The Syrian Democratic Forces (SDF, a coalition supported by the United States) announced on Tuesday that they had “hunted out the armed men of the regime who had infiltrated the locality of Dheibane”, in the province of Deir Ezzor.
At the beginning of September, clashes between the FDS, dominated by the Kurds, and fighters from local Arab tribes in this region left 90 dead in around ten days.
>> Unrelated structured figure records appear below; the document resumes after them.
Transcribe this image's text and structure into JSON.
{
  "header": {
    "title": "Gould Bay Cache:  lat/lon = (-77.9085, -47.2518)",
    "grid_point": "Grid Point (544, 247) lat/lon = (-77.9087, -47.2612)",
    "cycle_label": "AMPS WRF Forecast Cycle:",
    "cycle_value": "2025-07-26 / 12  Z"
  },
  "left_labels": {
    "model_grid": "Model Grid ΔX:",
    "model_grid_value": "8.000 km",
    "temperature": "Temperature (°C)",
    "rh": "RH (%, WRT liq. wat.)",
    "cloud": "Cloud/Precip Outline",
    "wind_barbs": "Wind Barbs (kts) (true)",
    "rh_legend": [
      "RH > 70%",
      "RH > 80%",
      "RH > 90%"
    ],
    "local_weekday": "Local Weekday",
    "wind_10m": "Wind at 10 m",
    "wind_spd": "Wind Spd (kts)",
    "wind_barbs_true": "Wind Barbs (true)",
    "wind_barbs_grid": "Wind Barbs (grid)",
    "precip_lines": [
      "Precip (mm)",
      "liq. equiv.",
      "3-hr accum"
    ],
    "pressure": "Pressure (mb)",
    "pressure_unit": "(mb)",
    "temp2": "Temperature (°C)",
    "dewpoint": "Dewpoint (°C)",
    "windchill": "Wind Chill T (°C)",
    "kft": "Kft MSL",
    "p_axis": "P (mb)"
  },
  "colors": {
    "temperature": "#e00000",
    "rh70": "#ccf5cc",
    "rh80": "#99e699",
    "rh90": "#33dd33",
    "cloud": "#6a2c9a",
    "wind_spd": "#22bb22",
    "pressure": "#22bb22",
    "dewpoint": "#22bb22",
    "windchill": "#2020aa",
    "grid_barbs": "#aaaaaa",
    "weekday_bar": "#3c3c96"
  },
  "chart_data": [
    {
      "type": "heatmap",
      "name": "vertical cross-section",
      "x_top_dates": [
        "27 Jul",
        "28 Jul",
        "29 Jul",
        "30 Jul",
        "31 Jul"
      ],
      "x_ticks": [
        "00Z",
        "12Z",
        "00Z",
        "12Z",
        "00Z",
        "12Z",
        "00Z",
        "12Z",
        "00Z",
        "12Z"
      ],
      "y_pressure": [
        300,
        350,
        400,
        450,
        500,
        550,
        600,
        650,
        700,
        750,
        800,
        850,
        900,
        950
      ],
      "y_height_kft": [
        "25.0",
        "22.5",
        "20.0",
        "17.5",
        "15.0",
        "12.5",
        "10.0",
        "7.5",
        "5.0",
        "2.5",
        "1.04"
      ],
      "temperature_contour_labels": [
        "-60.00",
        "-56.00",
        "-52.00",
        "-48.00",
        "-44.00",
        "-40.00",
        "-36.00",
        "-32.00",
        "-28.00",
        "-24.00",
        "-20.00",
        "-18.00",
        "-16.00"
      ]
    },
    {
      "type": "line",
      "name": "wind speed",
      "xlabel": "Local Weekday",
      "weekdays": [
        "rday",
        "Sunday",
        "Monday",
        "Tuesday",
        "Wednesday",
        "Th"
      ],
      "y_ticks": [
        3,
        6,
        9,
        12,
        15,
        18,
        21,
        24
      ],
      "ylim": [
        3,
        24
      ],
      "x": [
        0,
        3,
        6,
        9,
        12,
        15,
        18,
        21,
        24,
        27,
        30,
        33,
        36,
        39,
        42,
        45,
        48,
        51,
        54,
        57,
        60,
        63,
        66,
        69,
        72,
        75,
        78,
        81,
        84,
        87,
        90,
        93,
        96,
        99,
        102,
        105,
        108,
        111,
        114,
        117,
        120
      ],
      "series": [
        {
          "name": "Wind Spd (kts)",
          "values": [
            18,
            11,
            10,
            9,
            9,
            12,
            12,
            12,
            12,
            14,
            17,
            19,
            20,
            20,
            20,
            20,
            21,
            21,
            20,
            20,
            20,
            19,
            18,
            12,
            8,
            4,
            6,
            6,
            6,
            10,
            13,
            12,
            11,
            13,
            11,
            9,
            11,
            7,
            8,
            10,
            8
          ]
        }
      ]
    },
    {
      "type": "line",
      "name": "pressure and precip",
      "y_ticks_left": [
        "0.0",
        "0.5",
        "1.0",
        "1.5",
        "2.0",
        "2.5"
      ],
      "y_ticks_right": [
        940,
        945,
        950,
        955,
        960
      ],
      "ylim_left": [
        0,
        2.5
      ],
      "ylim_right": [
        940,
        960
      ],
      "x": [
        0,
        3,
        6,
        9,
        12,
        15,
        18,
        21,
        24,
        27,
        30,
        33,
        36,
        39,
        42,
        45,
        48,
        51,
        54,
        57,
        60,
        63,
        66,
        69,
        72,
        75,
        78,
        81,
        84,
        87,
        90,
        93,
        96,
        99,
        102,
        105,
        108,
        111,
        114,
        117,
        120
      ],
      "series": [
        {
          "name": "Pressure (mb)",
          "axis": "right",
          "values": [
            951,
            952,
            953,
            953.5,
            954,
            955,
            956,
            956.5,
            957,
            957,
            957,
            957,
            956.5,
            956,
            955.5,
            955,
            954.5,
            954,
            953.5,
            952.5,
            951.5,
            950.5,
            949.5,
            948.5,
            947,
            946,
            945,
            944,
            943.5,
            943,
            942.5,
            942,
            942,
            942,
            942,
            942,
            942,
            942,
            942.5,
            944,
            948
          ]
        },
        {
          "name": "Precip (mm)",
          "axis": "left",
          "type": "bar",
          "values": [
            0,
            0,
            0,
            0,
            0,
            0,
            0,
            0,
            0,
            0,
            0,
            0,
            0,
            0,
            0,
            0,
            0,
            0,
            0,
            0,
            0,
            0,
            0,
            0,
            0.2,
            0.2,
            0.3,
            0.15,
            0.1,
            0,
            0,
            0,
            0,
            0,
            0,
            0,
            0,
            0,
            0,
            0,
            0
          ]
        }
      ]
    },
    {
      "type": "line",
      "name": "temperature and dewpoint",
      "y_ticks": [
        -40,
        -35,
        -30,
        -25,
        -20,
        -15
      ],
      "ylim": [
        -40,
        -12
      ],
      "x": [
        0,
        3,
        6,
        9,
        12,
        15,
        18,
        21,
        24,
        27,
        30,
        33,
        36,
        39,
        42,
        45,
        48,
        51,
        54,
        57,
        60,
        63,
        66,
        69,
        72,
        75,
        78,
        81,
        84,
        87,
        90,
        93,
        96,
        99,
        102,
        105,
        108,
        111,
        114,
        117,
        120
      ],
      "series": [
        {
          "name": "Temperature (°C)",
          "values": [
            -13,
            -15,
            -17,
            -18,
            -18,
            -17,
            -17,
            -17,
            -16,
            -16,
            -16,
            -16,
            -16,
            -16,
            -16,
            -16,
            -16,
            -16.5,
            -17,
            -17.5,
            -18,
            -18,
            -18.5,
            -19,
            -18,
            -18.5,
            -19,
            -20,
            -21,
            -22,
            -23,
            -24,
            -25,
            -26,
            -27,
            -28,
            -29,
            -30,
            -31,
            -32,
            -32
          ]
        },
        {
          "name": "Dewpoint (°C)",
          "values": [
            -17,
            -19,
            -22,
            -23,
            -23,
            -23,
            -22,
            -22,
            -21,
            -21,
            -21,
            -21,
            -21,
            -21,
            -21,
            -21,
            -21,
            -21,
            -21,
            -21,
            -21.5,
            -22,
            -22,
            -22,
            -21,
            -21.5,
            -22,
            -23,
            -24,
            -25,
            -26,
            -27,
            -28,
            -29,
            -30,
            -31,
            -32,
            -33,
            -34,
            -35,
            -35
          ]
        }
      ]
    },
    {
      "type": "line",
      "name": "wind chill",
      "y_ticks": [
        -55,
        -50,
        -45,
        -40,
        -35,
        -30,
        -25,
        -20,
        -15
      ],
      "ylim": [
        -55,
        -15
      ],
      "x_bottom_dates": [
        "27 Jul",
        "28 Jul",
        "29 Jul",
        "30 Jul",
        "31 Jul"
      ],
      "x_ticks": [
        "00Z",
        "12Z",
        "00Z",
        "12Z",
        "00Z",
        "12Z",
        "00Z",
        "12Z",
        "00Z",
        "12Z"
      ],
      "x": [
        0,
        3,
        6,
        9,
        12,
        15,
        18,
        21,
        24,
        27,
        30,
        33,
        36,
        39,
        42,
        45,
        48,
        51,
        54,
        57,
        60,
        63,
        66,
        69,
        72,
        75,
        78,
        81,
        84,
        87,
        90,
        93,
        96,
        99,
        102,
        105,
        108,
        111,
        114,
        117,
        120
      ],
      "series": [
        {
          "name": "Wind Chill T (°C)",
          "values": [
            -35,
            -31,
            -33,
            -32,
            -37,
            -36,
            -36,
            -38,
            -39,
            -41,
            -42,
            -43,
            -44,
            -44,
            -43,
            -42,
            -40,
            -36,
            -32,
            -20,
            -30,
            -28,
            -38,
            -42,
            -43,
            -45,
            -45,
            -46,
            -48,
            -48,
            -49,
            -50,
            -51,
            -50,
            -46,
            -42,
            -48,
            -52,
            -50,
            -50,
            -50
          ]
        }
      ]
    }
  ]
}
According to the Syrian Observatory for Human Rights (OSDH), the clashes which broke out on Monday and continued until dawn on Tuesday left 21 dead in the ranks of pro-regime fighters, and three on the side of the MSDS. A woman was also killed.
The predominantly Arab province of Deir Ezzor is crossed by the Euphrates which marks the border between the areas held by the regime of Bashar al-Assad and those controlled by the SDF.
According to the OSDH, an NGO based in the United Kingdom but which has a vast network of sources in Syria, “pro-regime fighters infiltrated Monday into areas under FDS control by crossing the Euphrates and clashes opposed them.”
In a statement, the SDF accused the gunmen of infiltrating from the west bank of the Euphrates “under the cover of indiscriminate bombing” from regime-held areas.
The SDF spearheaded the offensive that defeated ISIS in Syria in 2019 and still enjoys support from Washington. They control a semi-autonomous Kurdish zone in the northeast of the country, including swaths of the oil-rich Deir Ezzor province, where American forces are deployed.